Despite the rise in prices recorded by the lender, official figures show transactions in the second quarter of the year were still 47pc lower than in the first three months of 2020.
Mortgage approvals are down too, as banks make it harder for first-time buyers to get on the ladder and reign in spending. Just 65,000 mortgages were approved between May and the end of July, down almost 70pc compared to the start of the year and down 67pc from the same period in 2019.
Millions are still making use of mortgage holidays, while the Government is subsidising the wages of close to 10 million people on furlough leave. The Office for Budget Responsibility, the official forecaster, has said unemployment could exceed 13pc come 2021. Experts fear this could lead to a market of forced sellers driving prices downward.

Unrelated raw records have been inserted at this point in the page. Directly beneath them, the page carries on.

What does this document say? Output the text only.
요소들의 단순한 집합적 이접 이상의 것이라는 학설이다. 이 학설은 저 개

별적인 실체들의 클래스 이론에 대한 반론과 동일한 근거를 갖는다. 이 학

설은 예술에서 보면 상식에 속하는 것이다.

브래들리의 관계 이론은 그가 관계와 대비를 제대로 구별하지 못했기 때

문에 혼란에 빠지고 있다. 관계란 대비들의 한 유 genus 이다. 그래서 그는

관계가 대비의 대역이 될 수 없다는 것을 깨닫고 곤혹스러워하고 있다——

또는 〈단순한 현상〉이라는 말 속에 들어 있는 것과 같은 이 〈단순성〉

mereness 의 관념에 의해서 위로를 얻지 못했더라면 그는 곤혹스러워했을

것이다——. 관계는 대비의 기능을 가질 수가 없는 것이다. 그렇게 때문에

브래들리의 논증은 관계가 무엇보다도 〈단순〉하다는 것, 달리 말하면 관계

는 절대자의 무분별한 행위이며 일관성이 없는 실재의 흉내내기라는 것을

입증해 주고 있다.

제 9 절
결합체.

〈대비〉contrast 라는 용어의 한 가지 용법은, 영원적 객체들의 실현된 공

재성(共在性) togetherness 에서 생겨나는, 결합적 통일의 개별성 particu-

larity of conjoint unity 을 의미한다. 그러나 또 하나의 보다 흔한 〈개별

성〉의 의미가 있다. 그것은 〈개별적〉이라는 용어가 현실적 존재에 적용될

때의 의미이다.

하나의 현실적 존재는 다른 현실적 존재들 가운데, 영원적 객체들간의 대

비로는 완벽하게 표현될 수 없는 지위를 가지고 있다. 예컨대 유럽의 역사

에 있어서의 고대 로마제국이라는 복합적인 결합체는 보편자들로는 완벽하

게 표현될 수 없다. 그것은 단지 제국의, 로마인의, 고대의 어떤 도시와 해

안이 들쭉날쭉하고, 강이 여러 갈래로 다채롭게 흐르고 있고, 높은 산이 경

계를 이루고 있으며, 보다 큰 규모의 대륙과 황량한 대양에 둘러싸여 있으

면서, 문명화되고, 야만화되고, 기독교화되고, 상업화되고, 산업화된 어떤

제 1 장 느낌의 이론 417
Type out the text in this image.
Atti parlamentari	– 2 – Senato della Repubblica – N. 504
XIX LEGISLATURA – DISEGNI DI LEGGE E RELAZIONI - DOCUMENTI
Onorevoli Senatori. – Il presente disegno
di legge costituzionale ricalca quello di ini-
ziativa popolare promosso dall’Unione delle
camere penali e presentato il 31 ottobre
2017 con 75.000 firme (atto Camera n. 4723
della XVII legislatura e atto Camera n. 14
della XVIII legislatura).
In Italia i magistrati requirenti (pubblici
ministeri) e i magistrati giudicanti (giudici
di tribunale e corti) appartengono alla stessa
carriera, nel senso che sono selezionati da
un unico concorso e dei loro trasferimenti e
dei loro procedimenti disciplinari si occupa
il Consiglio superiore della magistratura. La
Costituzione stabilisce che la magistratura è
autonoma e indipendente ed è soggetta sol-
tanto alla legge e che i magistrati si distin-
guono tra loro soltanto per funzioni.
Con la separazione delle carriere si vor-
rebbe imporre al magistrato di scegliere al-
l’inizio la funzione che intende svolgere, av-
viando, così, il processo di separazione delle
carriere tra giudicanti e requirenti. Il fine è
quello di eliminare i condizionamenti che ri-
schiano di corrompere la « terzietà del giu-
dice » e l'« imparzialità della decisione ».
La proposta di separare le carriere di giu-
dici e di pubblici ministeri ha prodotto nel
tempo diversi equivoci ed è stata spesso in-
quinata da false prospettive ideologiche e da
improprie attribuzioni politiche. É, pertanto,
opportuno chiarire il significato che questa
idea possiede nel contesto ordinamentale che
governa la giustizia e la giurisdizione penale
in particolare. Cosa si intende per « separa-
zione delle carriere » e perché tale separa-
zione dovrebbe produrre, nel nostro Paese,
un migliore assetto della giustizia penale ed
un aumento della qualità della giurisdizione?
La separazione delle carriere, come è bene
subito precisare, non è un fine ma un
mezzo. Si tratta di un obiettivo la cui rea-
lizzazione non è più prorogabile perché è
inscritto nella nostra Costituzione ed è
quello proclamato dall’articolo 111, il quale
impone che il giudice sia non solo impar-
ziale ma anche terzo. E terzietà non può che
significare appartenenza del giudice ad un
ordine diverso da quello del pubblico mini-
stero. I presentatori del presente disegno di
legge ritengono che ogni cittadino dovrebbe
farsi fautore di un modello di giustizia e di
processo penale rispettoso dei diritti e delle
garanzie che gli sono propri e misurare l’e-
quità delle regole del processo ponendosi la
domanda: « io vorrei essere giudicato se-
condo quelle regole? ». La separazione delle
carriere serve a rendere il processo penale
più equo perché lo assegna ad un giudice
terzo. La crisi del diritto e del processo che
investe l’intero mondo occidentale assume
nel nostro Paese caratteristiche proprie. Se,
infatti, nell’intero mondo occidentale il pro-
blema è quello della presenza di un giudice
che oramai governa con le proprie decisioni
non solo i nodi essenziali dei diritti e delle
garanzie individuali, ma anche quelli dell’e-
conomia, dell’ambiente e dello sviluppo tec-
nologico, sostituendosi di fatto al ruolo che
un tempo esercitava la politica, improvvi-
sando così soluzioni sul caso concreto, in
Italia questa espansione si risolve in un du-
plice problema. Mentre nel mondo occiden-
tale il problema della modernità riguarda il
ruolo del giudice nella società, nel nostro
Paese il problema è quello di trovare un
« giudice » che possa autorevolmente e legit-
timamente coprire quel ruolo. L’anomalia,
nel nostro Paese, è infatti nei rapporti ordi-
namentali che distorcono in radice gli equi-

Andrew Montlake of mortgage brokers Coreco said the increase was being driven by second-home owners taking advantage of the £15,000 stamp duty holiday.
“The Government has a phenomenal task ahead to keep people in jobs, which will clearly determine the direction of house prices in the short to medium-term.
“The property market is a peculiar beast right now. Landlords are making hay while the stamp duty sun shines, and many people are also looking to take advantage of the stamp duty holiday to buy second homes. For first time buyers, the picture is far less rosy. The stamp duty holiday has become academic as the people who it was intended for are least likely to be able to make use of it as borrowing at higher loan-to-values is increasingly difficult,” he said.
Just looking at the headline statistics belies the true state of the market and the supporting industry, Mr Montlake added.
Meanwhile property website Rightmove announced it had taken a massive hit in earnings, with advertising revenues falling 34pc in the first half of the year.
Operating profits fell from almost £110m last year to less than £62m. It handed a 75pc discount to its high-street estate agent clients during lockdown, when the property market was at a standstill.
Jamie Johnson of property firm FJP Investment said: “The big question now is whether this initial burst in activity can be maintained over the next few months. Will house prices continue to grow; or will the momentum fizzle out?”